Casper Olesen

Personal information
- Full name: Casper Heesch Olesen
- Date of birth: 10 May 1996 (age 29)
- Place of birth: Aarhus, Denmark
- Height: 1.78 m (5 ft 10 in)
- Position: Midfielder

Youth career
- Dybbøl IU
- FC Sønderborg
- 0000–2013: Haderslev FK
- 2013–2015: SønderjyskE

Senior career*
- Years: Team / Apps / (Gls)
- 2013–2018: SønderjyskE / 11 / (0)
- 2018: HIFK / 4 / (0)
- 2018–2019: Thisted FC / 18 / (2)
- 2019–2021: Weiche Flensburg / 27 / (7)

International career
- 2012–2013: Denmark U-17 / 9 / (2)
- 2013–2014: Denmark U-18 / 4 / (2)
- 2014–2015: Denmark U-19 / 7 / (0)
- 2015: Denmark U-20 / 1 / (1)

= Casper Olesen =

Danish footballer (born 1996)

Casper Heesch Olesen (born 10 May 1996) is a Danish footballer who plays as a midfielder.

==Club career==

===SønderjyskE===
At the age of 19, Olesen was promoted to the first team squad in January 2015.

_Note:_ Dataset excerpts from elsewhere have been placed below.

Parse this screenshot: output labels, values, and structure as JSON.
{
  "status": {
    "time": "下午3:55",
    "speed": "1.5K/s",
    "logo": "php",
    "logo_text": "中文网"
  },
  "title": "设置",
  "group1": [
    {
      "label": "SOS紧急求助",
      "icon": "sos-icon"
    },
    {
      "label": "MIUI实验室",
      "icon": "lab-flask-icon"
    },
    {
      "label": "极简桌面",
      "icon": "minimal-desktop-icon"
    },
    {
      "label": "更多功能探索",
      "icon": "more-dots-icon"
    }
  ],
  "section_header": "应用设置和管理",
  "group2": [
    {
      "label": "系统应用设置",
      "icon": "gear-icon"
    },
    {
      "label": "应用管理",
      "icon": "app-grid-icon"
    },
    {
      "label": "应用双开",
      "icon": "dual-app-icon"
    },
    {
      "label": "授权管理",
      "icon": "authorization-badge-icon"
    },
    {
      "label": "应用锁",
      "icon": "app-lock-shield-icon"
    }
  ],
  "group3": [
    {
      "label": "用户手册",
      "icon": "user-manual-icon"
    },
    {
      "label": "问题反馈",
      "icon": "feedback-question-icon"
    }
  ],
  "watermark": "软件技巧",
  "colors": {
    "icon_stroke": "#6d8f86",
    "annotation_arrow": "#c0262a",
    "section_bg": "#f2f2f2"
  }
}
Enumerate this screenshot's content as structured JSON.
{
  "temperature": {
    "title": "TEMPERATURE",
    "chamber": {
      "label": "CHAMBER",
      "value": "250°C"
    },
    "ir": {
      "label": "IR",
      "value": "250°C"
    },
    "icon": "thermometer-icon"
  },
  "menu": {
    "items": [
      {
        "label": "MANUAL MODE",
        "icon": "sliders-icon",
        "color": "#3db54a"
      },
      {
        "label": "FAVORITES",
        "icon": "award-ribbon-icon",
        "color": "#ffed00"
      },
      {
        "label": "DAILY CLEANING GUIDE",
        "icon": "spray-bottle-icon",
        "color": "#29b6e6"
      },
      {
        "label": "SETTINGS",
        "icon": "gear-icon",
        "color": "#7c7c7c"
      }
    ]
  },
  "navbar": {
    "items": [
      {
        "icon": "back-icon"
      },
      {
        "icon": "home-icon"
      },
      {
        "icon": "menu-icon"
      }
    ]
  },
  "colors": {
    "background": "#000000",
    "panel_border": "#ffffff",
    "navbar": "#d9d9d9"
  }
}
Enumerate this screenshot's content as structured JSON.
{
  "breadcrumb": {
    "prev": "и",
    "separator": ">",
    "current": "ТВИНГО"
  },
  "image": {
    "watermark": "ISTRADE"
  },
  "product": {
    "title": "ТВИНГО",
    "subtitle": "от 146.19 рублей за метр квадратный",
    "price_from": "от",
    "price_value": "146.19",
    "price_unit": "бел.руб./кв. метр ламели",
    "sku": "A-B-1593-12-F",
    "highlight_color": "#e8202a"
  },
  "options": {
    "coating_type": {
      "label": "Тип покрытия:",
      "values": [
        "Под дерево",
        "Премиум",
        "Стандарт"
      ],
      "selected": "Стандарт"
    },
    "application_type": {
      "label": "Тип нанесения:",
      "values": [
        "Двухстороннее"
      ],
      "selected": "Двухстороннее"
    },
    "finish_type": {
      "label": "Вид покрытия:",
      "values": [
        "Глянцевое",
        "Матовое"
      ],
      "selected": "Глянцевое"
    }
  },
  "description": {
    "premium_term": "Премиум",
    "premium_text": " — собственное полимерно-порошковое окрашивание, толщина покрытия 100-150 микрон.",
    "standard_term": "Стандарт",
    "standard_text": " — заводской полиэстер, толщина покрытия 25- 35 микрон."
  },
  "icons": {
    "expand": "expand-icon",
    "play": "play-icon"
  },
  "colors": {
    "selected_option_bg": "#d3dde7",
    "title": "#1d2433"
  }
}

Olesen got his Superliga debut on 6 December 2015. Olesen started on the bench, but replaced Andreas Oggesen in the 85th minute in a 1–0 victory against Esbjerg fB in the Danish Superliga.

Olesen extended his contract in May 2016 until the summer 2018. The winger broke his leg in the beginning of August 2017, and was out the rest of the year.

===Weiche Flensburg===
On 22 July 2019, Olesen moved abroad to Germany and joined Regionalliga Nord club SC Weiche Flensburg 08. Olesen left the club in the summer 2021.